The assigned rating considers the assured payment stream through the concession receivables from the Malaysian government as sufficient to meet the financial obligations under the proposed sukuk. The concession receivables from PMSB will be channelled to the issuer’s designated accounts for the sukuk payment obligations. The rating is also supported by the absence of construction completion risk as the IIUM Medical Centre is already operational and is in the third year of its asset management phase. Moderating the rating are (1) the transaction structure that necessitates fulfilment of several intercompany financing obligations involving ACSB, AZRB and PMSB, and (2) the moderate credit profile of sponsor-cum-shareholder AZRB which will provide a Kafalah guarantee on all payment obligations of the issuer.

PMSB will repay its existing borrowings using proceeds from the RCPS-i, and concurrently transfer all existing cash in its project account and future concession receivables to ACSB’s collection account towards meeting the financial obligations under the proposed sukuk. All securities including shares of PMSB as well as rights and benefits to the intercompany financing agreements will be charged and/or assigned for the benefit of the security agent.

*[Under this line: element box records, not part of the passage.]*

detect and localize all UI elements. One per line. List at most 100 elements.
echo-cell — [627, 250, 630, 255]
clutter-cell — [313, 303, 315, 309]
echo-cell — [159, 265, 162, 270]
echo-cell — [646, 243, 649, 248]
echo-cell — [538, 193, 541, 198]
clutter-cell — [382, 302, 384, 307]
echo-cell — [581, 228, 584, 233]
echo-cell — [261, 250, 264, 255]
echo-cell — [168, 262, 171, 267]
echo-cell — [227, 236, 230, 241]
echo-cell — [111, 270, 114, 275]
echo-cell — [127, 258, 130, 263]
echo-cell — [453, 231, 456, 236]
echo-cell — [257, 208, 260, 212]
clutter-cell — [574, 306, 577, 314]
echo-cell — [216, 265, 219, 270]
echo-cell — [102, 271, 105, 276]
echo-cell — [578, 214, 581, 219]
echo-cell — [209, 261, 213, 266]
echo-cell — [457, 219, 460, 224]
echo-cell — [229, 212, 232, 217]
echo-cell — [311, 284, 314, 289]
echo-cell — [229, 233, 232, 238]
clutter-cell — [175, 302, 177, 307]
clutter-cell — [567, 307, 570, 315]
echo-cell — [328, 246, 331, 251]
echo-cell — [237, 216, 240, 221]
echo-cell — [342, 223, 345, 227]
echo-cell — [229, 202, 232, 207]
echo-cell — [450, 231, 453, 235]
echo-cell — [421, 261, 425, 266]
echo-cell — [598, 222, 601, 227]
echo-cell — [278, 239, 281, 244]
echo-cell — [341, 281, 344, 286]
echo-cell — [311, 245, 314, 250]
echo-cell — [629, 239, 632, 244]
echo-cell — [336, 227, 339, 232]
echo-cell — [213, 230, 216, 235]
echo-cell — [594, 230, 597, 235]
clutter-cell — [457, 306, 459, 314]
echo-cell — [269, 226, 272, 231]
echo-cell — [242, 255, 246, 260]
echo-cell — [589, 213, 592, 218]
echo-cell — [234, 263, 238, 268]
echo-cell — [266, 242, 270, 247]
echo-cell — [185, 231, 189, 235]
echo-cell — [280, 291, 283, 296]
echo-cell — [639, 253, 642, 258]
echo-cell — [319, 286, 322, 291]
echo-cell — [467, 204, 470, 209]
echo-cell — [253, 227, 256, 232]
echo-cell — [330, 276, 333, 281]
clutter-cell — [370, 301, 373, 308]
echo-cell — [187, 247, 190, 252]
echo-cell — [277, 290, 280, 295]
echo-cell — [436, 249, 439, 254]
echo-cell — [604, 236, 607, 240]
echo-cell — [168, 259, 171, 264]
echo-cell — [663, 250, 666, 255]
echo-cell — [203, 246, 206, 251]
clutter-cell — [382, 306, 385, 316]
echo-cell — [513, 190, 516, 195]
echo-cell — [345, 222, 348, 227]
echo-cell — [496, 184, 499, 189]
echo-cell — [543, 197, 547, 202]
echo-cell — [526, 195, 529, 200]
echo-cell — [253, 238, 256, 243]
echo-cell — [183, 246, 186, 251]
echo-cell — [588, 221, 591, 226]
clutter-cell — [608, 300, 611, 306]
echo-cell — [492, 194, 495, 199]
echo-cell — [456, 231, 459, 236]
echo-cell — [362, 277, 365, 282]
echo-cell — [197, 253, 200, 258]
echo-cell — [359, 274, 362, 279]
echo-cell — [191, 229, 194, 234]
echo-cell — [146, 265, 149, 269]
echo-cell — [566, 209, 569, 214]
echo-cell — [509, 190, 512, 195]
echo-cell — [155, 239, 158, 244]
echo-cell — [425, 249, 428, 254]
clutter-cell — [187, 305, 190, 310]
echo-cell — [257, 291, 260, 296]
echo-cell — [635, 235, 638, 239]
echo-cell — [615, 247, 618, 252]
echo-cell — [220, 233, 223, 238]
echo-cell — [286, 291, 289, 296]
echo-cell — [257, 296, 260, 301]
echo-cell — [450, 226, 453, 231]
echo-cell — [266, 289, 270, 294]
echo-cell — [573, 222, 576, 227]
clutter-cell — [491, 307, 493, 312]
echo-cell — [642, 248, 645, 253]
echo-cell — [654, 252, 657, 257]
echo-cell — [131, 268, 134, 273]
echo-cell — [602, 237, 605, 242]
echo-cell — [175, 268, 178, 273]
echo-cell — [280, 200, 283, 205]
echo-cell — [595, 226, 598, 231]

ACSB will receive a total of about RM1,768.7 million in concession receivables from PMSB during the tenure of the proposed Sukuk Murabahah. The rating agency also notes that an amount transferred on a monthly basis to PMSB to undertake maintenance services will be limited to an annual asset maintenance budget set for the entire sukuk tenure. Any shortfall in this regard will be borne by AZRB. Maintenance services for the IIUM Medical Centre are undertaken by Advance Pact Sdn Bhd, a provider of such services for 22 government hospitals domestically and other hospitals in the Middle East region. The maintenance services are carried out under a long-term contract between PMSB and Advance Pact, covering the asset maintenance period. The rating agency understands that there has been no breach in Advance Pact’s obligations at the IIUM Medical Centre as of date.

In respect of the holding company, AZRB has an established track record in the engineering and construction (E&C) sector and has expanded to the property, concession, plantation, as well as oil and gas sectors. For 2018, revenue grew by a strong 27.9% y-o-y to RM1,228.6 million, driven mostly by E&C activities. However, margin compression due to construction cost increase led to a sharp decline in pre-tax profit to RM24.8 million. The weak profitability trend is expected to persist in 2019. AZRB’s major project, the 36.16-km East Klang Valley Expressway (EKVE), is undertaken by wholly-owned subsidiary EKVE Sdn Bhd, which is the concessionaire of the expressway. Completion is expected by July 2020 with the construction cost estimated at about RM1.55 billion. As a result of the project finance debt, AZRB’s borrowings remain high at RM2.6 billion as at end-1Q2019. Excluding the project-related financing, the group’s net DE ratio would stand at about 0.73x against total equity of RM473 million as at end-December 2018.

The stable outlook incorporates MARC’s expectation that the concession receivables to ACSB will be sufficient to meet its contractual obligations under the transaction structure and that the credit profile of its parent remains within expectations.